I asked this question in a GitHub issue but got no replies:
I’d like to create all BitIntegers of byte length up to 1024. I don’t want to write 128 lines of code for that, so I’m trying to use a loop. Running the following code gives an error:
for k=8:8:1024 k∈(8,16,32,64,128) && continue;
@eval BitIntegers.@define_integers $k Int$k UInt$k end
ERROR: syntax: invalid type signature around /home/user/.julia/packages/BitIntegers/VJRl1/src/BitIntegers.jl:62
Stacktrace:
[1] top-level scope
@ none:1
[2] eval(m::Module, e::Any)
@ Core ./boot.jl:370
[3] top-level scope
@ REPL[11]:2
Running the code below works but does not create my UInt’s in the global scope:
for k=8:8:1024 k∈(8,16,32,64,128) && continue;
eval("BitIntegers.@define_integers $k Int$k UInt$k;") end
julia> UInt24
ERROR: UndefVarError: `UInt24` not defined
Is there a workaround for doing this?
Also, an unrelated question: If I create Matrix{Int128} and do row and column operations on it (like Smith normal form), that will cause no additional allocations. However, on Matrix{Int1024} there are many additional allocations. Is there a way to avoid this? Are BitIntegers still converting internally to BigInts? If so, then what is the purpose of BitIntegers, what advantage do they offer compared to just using BigInts from the start?
Theoretically, would it be possible to refactor this package in a way that BitIntegers would behave more like Int64 and Int128 with regard to allocations? Or is the inherent nature of CPUs and RAMs such that this is impossible? (I noticed there are no integers of custom byte sizes in rust, go, …, so I was wondering…)
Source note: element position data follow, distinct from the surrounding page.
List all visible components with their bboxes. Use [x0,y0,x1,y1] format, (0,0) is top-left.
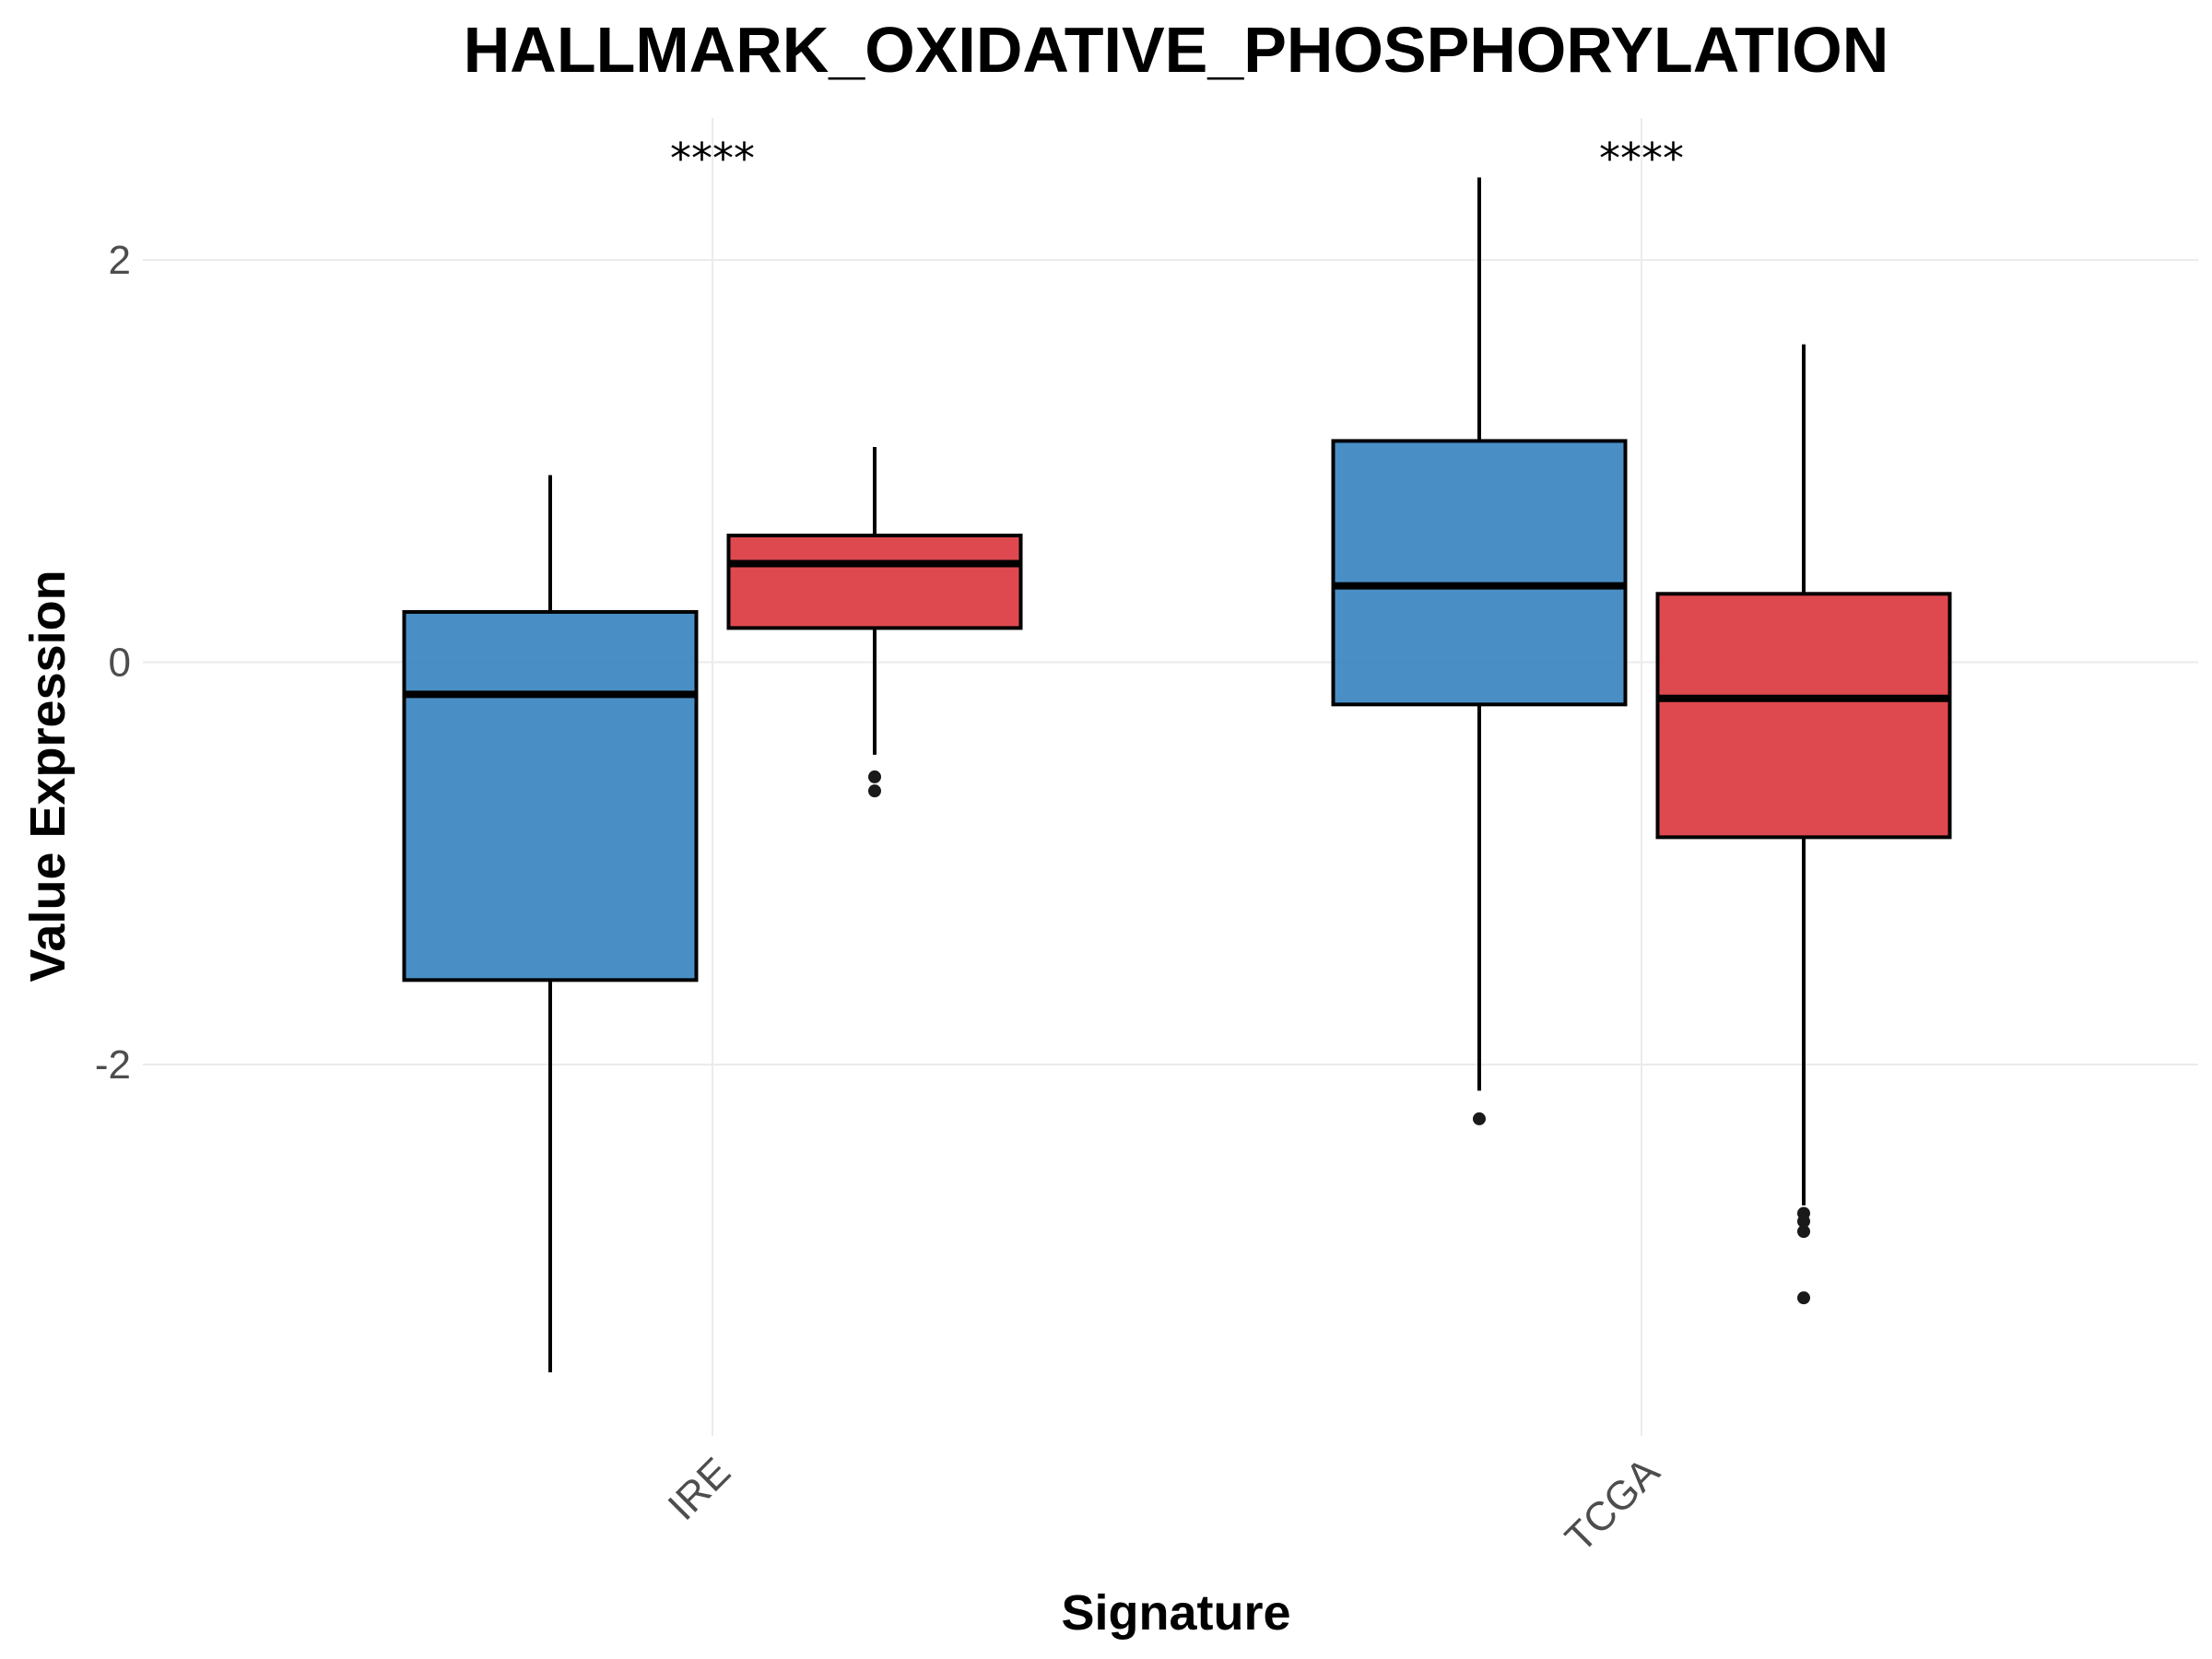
box-ire-series-1 [402,475,699,1372]
significance-label: **** [670,134,755,183]
outlier-point [868,770,881,783]
x-tick-label: IRE [660,1449,740,1529]
box-tcga-series-1 [1331,177,1628,1125]
x-axis-title: Signature [1061,1585,1290,1641]
outlier-point [868,784,881,798]
outlier-point [1797,1291,1810,1305]
y-tick-label: 0 [109,641,131,686]
box-body [402,609,699,982]
significance-label: **** [1599,134,1684,183]
box-body [726,534,1023,630]
outlier-point [1473,1112,1486,1125]
y-axis-title: Value Expression [20,570,76,982]
box-body [1655,592,1952,840]
box-tcga-series-2 [1655,344,1952,1305]
box-ire-series-2 [726,446,1023,798]
outlier-point [1797,1215,1810,1229]
labels: 2 0 -2 IRE **** TCGA **** [95,134,1684,1561]
y-tick-label: 2 [109,238,131,283]
y-tick-label: -2 [95,1042,131,1088]
chart-title: HALLMARK_OXIDATIVE_PHOSPHORYLATION [464,14,1889,86]
box-body [1331,439,1628,707]
outlier-point [1797,1225,1810,1239]
x-tick-label: TCGA [1557,1449,1669,1561]
boxes [402,177,1952,1372]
julia> for k=8:8:1024 k∈(8,16,32,64,128,512,1024) && continue;
eval(Meta.parse("BitIntegers.@define_integers $k Int$k UInt$k;")); end
Also, an unrelated question: If I create Matrix{Int128} and do row and column operations on it (like Smith normal form), that will cause no additional allocations. However, on Matrix{Int1024} there are many additional allocations. Is there a way to avoid this? Are BitInteger s still converting internally to BigInt s?
Or is the inherent nature of CPUs and RAMs such that this is impossible? (I noticed there are no integers of custom byte sizes in rust, go, …, so I was wondering…) (I noticed there are no integers of custom byte sizes in rust, go, …, so I was wondering…)
They don’t exist because there aren’t that many application. In my experience, either you want machine integers (aka Int64) for control flow and counting things, or you want to do some exact computations, in which case you want arbitrary large integers. An application that falls in the middle of these two is working efficiently modulo m (m an arbitrary integer). Then there exist special purpose libraries that implement fast operations modulo m by representing everything with a fixed number of bits.